Machine Learning System for Lung Neoplasms Distinguished Based on Scleral Data
Round 1
Reviewer 1 Report
This research report very important results on the fact that scleral features such as blood vessels may associate with lung cancer and the non-invasive AI method based on scleral images can assist in lung neoplasm detection. The proposed solution was evaluated on large dataset consisted on 3923 subjects and obtained satisfying results.
The dataset is available to download however please prepare the link to not be partitioned between lines because I succeeded in making a correct url after several tries.
"The collected scleral images were preprocessed before being fed into the classification model." - there are no details about the classification model besides the fact that a transfer learning was used for training. Please describe your method in details.

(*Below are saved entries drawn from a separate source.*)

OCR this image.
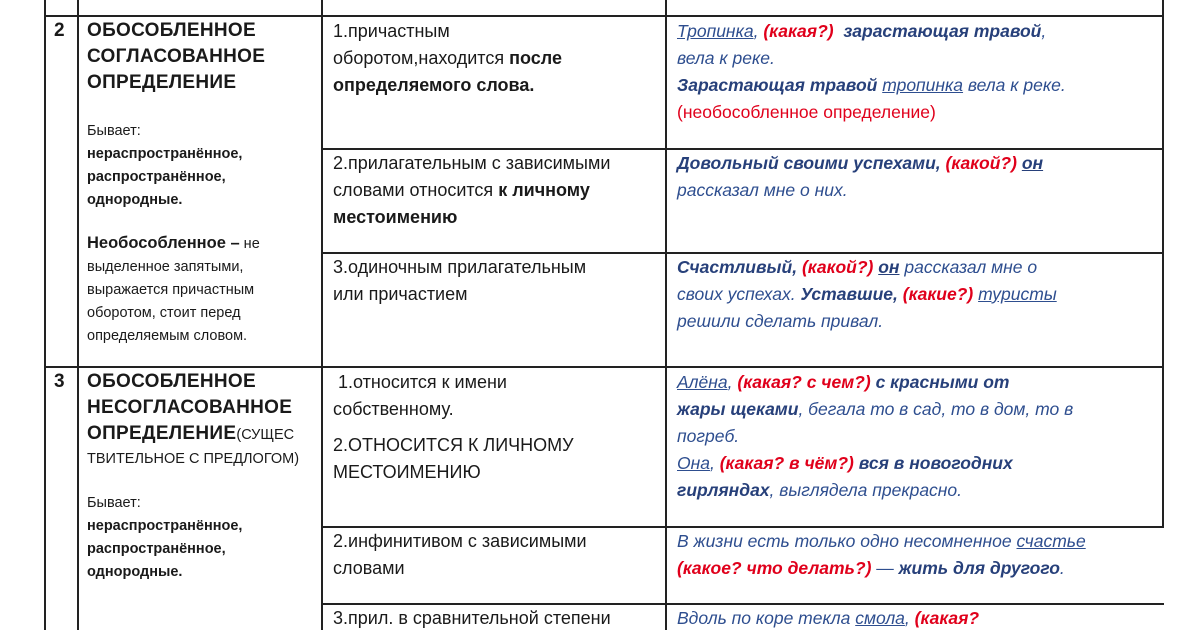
2 ОБОСОБЛЕННОЕ
СОГЛАСОВАННОЕ
ОПРЕДЕЛЕНИЕ
Бывает:
нераспространённое,
распространённое,
однородные.
Необособленное – не
выделенное запятыми,
выражается причастным
оборотом, стоит перед
определяемым словом.
1.причастным
оборотом,находится после
определяемого слова.
Тропинка, (какая?) зарастающая травой,
вела к реке.
Зарастающая травой тропинка вела к реке.
(необособленное определение)
2.прилагательным с зависимыми
словами относится к личному
местоимению
Довольный своими успехами, (какой?) он
рассказал мне о них.
3.одиночным прилагательным
или причастием
Счастливый, (какой?) он рассказал мне о
своих успехах. Уставшие, (какие?) туристы
решили сделать привал.
3 ОБОСОБЛЕННОЕ
НЕСОГЛАСОВАННОЕ
ОПРЕДЕЛЕНИЕ(СУЩЕС
ТВИТЕЛЬНОЕ С ПРЕДЛОГОМ)
Бывает:
нераспространённое,
распространённое,
однородные.
1.относится к имени
собственному.
2.ОТНОСИТСЯ К ЛИЧНОМУ
МЕСТОИМЕНИЮ
Алёна, (какая? с чем?) с красными от
жары щеками, бегала то в сад, то в дом, то в
погреб.
Она, (какая? в чём?) вся в новогодних
гирляндах, выглядела прекрасно.
2.инфинитивом с зависимыми
словами
В жизни есть только одно несомненное счастье
(какое? что делать?) — жить для другого.
3.прил. в сравнительной степени	Вдоль по коре текла смола, (какая?
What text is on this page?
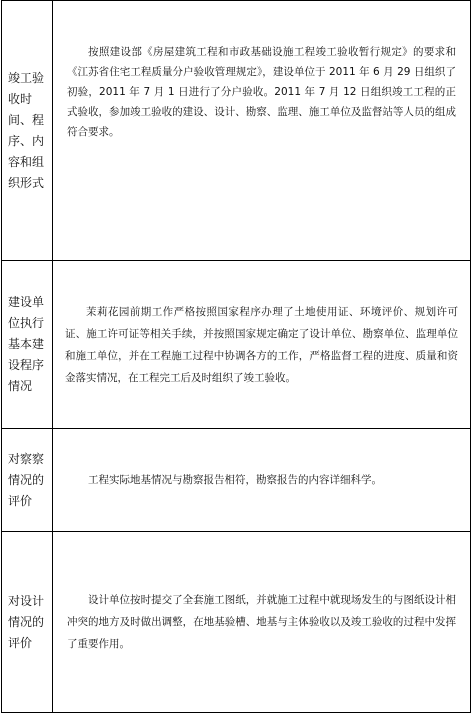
竣工验收时间、程序、内容和组织形式	按照建设部《房屋建筑工程和市政基础设施工程竣工验收暂行规定》的要求和《江苏省住宅工程质量分户验收管理规定》，建设单位于 2011 年 6 月 29 日组织了初验，2011 年 7 月 1 日进行了分户验收。2011 年 7 月 12 日组织竣工工程的正式验收，参加竣工验收的建设、设计、勘察、监理、施工单位及监督站等人员的组成符合要求。

建设单位执行基本建设程序情况	茉莉花园前期工作严格按照国家程序办理了土地使用证、环境评价、规划许可证、施工许可证等相关手续，并按照国家规定确定了设计单位、勘察单位、监理单位和施工单位，并在工程施工过程中协调各方的工作，严格监督工程的进度、质量和资金落实情况，在工程完工后及时组织了竣工验收。

对察察情况的评价	工程实际地基情况与勘察报告相符，勘察报告的内容详细科学。

对设计情况的评价	设计单位按时提交了全套施工图纸，并就施工过程中就现场发生的与图纸设计相冲突的地方及时做出调整，在地基验槽、地基与主体验收以及竣工验收的过程中发挥了重要作用。
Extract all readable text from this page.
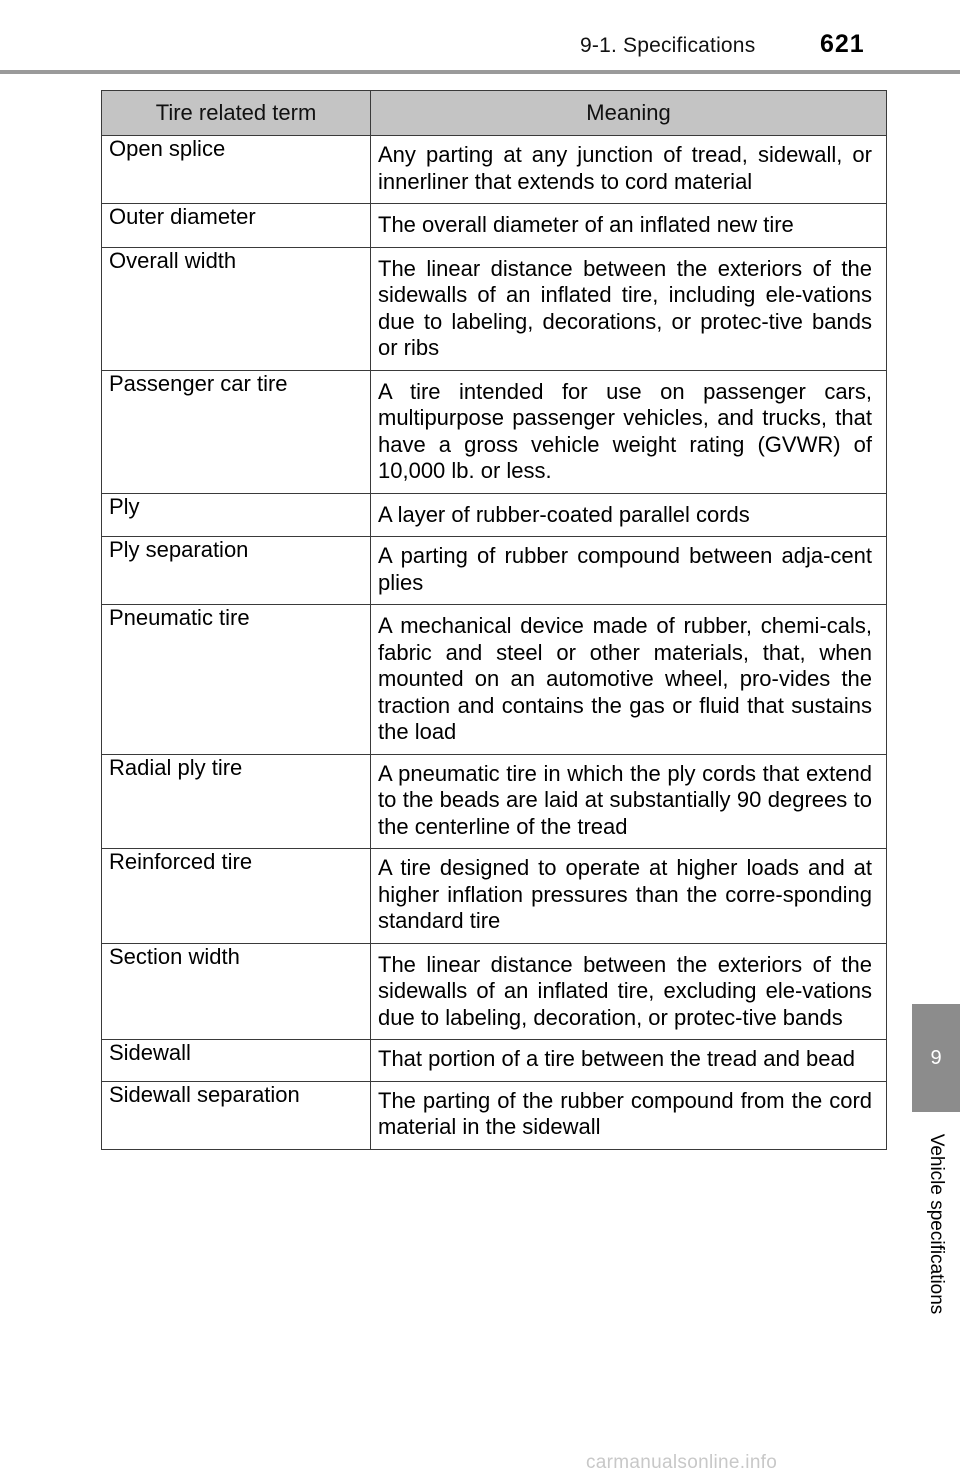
9-1. Specifications	621
9
Vehicle specifications
Tire related term	Meaning
Open splice	Any parting at any junction of tread, sidewall, or innerliner that extends to cord material
Outer diameter	The overall diameter of an inflated new tire
Overall width	The linear distance between the exteriors of the sidewalls of an inflated tire, including ele-vations due to labeling, decorations, or protec-tive bands or ribs
Passenger car tire	A tire intended for use on passenger cars, multipurpose passenger vehicles, and trucks, that have a gross vehicle weight rating (GVWR) of 10,000 lb. or less.
Ply	A layer of rubber-coated parallel cords
Ply separation	A parting of rubber compound between adja-cent plies
Pneumatic tire	A mechanical device made of rubber, chemi-cals, fabric and steel or other materials, that, when mounted on an automotive wheel, pro-vides the traction and contains the gas or fluid that sustains the load
Radial ply tire	A pneumatic tire in which the ply cords that extend to the beads are laid at substantially 90 degrees to the centerline of the tread
Reinforced tire	A tire designed to operate at higher loads and at higher inflation pressures than the corre-sponding standard tire
Section width	The linear distance between the exteriors of the sidewalls of an inflated tire, excluding ele-vations due to labeling, decoration, or protec-tive bands
Sidewall	That portion of a tire between the tread and bead
Sidewall separation	The parting of the rubber compound from the cord material in the sidewall
carmanualsonline.info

Later in text there is information that the ResNet-18 pretrained on ImageNet was used however there are no details about the classification procedure. Please supply that information.
The second algorithm uses U-net for segmentation however it is unclear to me how the segmented region is than utilized. Please make the precise description of U-Net model (for example what is a backbone of the model, how many layers it has, is it trained from scratch etc.). The descriptive image might be helpful.
Author Response
Please see the attachment.
Author Response File: Author Response.pdf
Reviewer 2 Report
Please find my comments on the pdf file
Comments for author File: Comments.pdf
Author Response
Please see the attachment.
Author Response File: Author Response.pdf
Round 2
Reviewer 1 Report
Authors have addressed my remarks. In my opinion paper can be accept in present form.